New court records reveal one joint account amounted to more than $5 million in cash deposited under the floorboards of a house. Their wives are now accused of pilfering it.

RELATED | Wives of Chicago twins who helped convict El Chapo charged with money laundering

Mia and Olivia Flores are not in witness protection as are their husbands. The Flores wives appeared on a national TV show, "American Greed", last year and talked about El Chapo's Sinaloa Cartel.

For years, they appeared to live normally in Chicago's Little Village, all the while saying their husbands were making $10 million per month.

Pedro and Margarito Flores reportedly have ended their prison sentences, but Mia and Olivia are fighting to make sure they don't end up behind bars. Both wives face money laundering charges at the federal courthouse in Chicago.

In a newly filed motion to dismiss the case, Mia Flores, alias Vivianna Lopez, contends she has an immunity deal with the government. Prosecutors say that's not true. A judge will decide whether to continue the case.

As part of the argument, Flores says in 2010 she told the government all about their family drug dealing business, yielding so much cash they needed a moving van to haul it when Pedro Flores began cooperating. It was money she said they used "to live on."

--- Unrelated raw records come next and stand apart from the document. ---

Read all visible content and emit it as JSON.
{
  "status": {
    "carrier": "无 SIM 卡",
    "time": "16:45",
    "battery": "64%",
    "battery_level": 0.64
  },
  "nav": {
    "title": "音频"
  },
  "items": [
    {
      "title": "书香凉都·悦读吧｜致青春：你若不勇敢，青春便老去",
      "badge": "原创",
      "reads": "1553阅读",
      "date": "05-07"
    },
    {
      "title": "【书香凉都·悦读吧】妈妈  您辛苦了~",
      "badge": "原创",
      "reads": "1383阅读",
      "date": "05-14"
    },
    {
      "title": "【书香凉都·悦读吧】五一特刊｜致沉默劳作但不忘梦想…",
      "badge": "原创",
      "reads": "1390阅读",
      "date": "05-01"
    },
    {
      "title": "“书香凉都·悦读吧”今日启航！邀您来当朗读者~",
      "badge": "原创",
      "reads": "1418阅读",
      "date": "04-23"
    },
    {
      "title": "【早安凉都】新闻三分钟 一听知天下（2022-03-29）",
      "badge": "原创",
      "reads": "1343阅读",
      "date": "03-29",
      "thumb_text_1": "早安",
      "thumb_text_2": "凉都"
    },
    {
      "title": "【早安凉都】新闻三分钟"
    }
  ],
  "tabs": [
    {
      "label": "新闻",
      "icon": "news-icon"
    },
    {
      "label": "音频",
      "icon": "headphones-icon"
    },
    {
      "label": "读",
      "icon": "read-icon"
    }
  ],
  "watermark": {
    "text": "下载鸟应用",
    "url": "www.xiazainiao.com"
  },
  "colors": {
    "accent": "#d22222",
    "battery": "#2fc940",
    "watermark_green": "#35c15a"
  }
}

Here is how personally lucrative the drug business allegedly was at the time. Five million dollars in cash was secretly stashed in 2009 and 2010 alone "in the floorboards" of their house according to the court records, citing a federal drug enforcement report.

According to Mia Flores' paperwork, in 2010, the Flores wives gave a "criminal defense attorney" in Chicago more than $4 million of those cash drug proceeds.

The unnamed Chicago attorney who received the money from underneath Flores's floorboards contacted U.S. prosecutors to find out what should be done. That attorney then placed the drug money into an escrow account, effectively turning it over to the government.

While an unusual turn of events by any measure, the Flores wives say it is among the proof they were given immunity years ago and shouldn't be prosecuted now.